My hunch is that the subway rush-hour bike restrictions are a big reason why bus bike racks aren’t very popular. Why take a bike on the bus if you’re stuck locking it at a sketchy subway station?
A commenter on BlogTO suggested that suburban subway stations with lots of room to spare might offer bike lockups *inside* the fare paid zone.
I guess the Sun sells papers by creating anti-TTC headlines based on whatever they can dig up but they always leave out the context. The bike racks are obviously a complex issue — you have to have somewhere to go to on your bike in order to want to use the bus rack, and the bus has to move faster than the bike to even bother. Speed up the buses, the racks will get used. Build bike infrastructure in the suburbs and the core and the racks will get used. Provide bike parking at people’s offices and… you get the idea. It’s all part of a bigger, more complicated machine.
Even failing proper analysis, the Sun couldn’t even bother to talk about what happens in other cities. According to this article the racks are in use in 400 OTHER CITIES. Four hundred! The Sun seems to ignore transit trends and simply focuses on what an ignorant person who knows nothing about an issue can compute in their brain – “$600 for a rack no one uses? Why, that’s thousands of dollars wasted!”
I can’t even read their articles anymore. Bush-league.
Sorry, here is the link I referenced:
http://www.seattlepi.com/business/63174_bend21.shtml
I don’t see bike racks being used all that much. I think since I first saw them on buses I’ve only seen one bike use the rack.
Let’s not forget that cycling season is just starting. Let’s come back to this article in September and see if we still feel they are useless. I’m already starting to see more and more of them being used on a regular basis.
Also, I’ve never seen the wheelchair ramp on a low floor bus used before. I think these accessible buses were a waste of money, because no one benefits from them.
Is anyone else concerned about the eastern waterfront area sports complex and what sounds like a potential suburban style complex with a lot of surface level parking?
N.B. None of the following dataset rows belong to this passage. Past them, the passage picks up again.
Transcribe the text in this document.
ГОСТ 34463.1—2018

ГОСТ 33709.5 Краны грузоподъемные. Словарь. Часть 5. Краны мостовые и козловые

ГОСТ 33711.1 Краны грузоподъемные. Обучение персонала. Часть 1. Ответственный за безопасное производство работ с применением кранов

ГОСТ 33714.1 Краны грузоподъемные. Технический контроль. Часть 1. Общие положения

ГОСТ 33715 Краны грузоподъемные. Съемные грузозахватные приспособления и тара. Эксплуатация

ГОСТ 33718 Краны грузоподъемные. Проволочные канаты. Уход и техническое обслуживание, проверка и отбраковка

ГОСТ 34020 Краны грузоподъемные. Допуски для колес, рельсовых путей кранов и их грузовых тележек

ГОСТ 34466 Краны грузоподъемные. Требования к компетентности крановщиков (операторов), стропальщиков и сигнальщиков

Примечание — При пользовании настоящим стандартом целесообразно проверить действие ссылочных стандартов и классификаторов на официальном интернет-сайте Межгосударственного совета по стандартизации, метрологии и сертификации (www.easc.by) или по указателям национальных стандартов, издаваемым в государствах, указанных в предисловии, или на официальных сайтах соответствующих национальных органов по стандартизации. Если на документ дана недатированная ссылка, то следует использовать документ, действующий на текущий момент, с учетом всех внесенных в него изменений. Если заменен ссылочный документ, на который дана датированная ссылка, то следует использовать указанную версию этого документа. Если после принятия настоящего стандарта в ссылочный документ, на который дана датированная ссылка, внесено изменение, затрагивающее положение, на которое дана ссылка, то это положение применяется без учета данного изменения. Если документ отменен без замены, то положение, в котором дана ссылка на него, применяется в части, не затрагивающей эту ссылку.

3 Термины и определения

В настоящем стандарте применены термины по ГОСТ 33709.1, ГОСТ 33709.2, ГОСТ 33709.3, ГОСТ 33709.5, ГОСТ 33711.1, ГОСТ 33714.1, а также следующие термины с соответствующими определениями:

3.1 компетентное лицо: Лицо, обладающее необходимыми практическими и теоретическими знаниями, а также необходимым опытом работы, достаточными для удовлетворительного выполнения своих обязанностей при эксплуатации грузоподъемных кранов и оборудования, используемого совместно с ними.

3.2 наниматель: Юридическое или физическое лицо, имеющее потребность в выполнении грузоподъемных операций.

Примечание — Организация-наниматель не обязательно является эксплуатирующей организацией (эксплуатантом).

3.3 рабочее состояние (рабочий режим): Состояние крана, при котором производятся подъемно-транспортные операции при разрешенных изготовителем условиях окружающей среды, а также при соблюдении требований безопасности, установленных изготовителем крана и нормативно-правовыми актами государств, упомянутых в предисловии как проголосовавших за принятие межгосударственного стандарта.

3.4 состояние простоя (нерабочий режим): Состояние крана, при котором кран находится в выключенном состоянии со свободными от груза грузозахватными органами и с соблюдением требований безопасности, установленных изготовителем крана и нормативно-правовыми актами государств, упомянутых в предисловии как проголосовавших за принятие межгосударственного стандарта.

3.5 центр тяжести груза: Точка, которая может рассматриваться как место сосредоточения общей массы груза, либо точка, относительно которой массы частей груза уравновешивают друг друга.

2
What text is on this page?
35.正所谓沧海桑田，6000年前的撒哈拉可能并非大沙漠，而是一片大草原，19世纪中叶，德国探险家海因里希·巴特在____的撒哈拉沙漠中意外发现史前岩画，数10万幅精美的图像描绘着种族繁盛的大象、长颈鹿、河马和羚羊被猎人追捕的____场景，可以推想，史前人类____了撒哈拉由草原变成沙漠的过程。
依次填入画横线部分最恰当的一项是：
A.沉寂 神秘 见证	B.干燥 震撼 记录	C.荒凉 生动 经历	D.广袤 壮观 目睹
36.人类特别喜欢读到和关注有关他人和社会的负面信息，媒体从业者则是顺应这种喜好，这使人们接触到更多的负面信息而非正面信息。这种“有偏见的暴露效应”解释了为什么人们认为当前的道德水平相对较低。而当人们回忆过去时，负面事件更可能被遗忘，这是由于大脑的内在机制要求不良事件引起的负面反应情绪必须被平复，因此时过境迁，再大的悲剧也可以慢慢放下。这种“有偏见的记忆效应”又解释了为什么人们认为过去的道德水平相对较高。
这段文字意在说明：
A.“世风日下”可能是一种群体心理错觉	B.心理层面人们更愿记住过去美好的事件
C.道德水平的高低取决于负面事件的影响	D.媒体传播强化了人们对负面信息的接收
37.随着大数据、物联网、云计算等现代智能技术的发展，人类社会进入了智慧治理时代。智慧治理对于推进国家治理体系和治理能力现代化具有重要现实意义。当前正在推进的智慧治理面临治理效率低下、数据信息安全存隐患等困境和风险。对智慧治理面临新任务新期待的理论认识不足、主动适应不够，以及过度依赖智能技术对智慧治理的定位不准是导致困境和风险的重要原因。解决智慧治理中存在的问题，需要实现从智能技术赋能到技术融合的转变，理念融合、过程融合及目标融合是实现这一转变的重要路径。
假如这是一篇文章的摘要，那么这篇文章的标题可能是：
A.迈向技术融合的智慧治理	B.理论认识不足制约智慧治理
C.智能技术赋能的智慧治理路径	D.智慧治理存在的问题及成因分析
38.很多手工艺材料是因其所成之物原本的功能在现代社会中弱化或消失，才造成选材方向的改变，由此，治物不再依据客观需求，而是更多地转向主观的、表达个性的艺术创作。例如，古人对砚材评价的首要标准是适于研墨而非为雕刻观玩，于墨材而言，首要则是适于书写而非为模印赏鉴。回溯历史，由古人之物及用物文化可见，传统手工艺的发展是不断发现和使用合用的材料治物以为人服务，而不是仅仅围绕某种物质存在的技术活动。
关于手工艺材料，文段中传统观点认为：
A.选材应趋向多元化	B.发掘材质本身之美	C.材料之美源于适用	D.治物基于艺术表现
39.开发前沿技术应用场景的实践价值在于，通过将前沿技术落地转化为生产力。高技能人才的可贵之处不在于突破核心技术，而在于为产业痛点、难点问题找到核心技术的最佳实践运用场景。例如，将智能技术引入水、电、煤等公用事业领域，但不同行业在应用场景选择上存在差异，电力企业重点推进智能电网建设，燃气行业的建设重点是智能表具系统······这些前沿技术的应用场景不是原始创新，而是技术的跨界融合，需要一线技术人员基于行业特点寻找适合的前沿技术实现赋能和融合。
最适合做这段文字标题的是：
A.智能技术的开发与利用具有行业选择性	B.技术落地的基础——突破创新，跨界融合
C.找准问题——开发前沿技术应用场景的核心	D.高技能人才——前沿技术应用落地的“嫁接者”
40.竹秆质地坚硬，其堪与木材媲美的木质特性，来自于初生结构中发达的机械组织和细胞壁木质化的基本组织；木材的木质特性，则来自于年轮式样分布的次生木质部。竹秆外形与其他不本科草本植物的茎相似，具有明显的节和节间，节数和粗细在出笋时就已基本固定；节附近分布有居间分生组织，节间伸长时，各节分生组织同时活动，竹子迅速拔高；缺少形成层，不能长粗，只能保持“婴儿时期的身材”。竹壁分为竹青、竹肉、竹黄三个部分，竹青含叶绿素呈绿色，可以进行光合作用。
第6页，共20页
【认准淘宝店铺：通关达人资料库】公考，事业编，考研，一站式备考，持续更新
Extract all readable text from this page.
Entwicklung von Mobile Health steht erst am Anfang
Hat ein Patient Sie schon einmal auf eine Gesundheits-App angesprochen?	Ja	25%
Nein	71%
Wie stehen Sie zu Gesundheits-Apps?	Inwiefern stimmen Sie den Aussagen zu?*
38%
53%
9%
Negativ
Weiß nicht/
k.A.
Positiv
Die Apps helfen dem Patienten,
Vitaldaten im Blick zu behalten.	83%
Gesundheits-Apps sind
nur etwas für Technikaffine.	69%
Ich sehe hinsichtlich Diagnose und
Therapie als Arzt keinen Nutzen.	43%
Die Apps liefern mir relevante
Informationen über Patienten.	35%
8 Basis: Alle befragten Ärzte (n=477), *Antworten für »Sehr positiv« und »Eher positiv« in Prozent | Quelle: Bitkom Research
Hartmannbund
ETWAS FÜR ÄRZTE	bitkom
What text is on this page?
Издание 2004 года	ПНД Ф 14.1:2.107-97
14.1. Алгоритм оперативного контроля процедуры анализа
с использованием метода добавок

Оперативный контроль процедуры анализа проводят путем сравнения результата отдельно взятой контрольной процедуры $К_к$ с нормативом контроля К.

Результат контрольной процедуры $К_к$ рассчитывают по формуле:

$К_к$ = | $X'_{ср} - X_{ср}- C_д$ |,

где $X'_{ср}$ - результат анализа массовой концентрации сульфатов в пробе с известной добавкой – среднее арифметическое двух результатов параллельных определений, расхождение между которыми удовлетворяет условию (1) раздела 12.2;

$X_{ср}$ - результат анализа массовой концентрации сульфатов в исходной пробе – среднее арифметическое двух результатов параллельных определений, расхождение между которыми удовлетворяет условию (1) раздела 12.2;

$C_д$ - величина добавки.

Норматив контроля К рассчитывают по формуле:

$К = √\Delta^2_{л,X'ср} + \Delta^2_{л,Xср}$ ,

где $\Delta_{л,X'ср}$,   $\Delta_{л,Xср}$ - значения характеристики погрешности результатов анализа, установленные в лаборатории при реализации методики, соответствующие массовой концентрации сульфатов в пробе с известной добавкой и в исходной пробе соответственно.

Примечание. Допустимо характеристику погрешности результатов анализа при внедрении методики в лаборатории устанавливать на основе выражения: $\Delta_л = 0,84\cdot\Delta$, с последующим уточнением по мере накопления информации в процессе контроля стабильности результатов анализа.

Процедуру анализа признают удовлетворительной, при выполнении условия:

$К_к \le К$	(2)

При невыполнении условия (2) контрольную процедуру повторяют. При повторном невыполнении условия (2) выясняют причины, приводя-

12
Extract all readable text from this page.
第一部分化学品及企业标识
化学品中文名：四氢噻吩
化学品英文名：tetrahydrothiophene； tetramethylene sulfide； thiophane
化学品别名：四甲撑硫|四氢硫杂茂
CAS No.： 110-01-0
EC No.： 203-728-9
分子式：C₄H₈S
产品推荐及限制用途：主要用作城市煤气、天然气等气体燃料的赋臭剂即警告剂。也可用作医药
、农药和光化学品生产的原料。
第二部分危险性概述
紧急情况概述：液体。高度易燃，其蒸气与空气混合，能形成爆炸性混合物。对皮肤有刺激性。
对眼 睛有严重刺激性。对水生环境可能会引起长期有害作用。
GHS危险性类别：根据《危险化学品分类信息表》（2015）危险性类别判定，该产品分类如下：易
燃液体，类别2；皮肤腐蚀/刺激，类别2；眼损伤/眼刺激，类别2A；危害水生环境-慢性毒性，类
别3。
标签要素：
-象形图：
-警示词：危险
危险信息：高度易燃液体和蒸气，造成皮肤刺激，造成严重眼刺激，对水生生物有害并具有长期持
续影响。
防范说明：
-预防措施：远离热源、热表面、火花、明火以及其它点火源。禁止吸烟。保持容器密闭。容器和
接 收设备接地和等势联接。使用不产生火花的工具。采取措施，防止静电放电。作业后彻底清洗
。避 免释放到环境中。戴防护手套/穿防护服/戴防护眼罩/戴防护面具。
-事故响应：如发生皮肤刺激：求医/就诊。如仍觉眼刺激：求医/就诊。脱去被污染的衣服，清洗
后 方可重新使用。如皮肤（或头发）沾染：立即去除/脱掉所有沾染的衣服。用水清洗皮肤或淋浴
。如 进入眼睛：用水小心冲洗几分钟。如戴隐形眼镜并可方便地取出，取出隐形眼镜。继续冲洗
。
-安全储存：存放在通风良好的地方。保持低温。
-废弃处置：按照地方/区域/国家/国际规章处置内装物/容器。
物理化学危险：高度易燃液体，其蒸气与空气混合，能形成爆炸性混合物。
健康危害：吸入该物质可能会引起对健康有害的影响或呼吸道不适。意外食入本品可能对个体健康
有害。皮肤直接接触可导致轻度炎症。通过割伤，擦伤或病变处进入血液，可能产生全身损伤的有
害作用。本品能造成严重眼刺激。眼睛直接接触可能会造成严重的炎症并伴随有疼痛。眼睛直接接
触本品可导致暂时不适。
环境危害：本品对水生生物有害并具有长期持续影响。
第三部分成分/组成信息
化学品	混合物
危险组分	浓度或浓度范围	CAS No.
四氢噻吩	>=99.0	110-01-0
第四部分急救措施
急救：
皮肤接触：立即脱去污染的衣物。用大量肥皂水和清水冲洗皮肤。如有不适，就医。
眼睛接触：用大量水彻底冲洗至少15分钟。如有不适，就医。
We have an opportunity to create a fantastic new district on that we and subsequent generations can be proud of, but unless we’re vigilant, the end result could very well be a series of compromises resulting in an area that’s dull at best.
Hume says the following in the article “Hockey trumps planning in Toronto”:
‘And so, after 10 years of hard work, the city is right back where it started building big box facilities surrounded by acres of surface parking lot on the waterfront.’
Adam Vaughan is also concerned. If you care about the development of the city, write to Waterfront Toronto and our political leaders and remind them to build the eastern waterfront with the best urban planning principles, not the suburban status quo.
Since they were installed I have seen maybe 3 bikes on a rack. I am pro bike but I being honest I would say they are rarely used.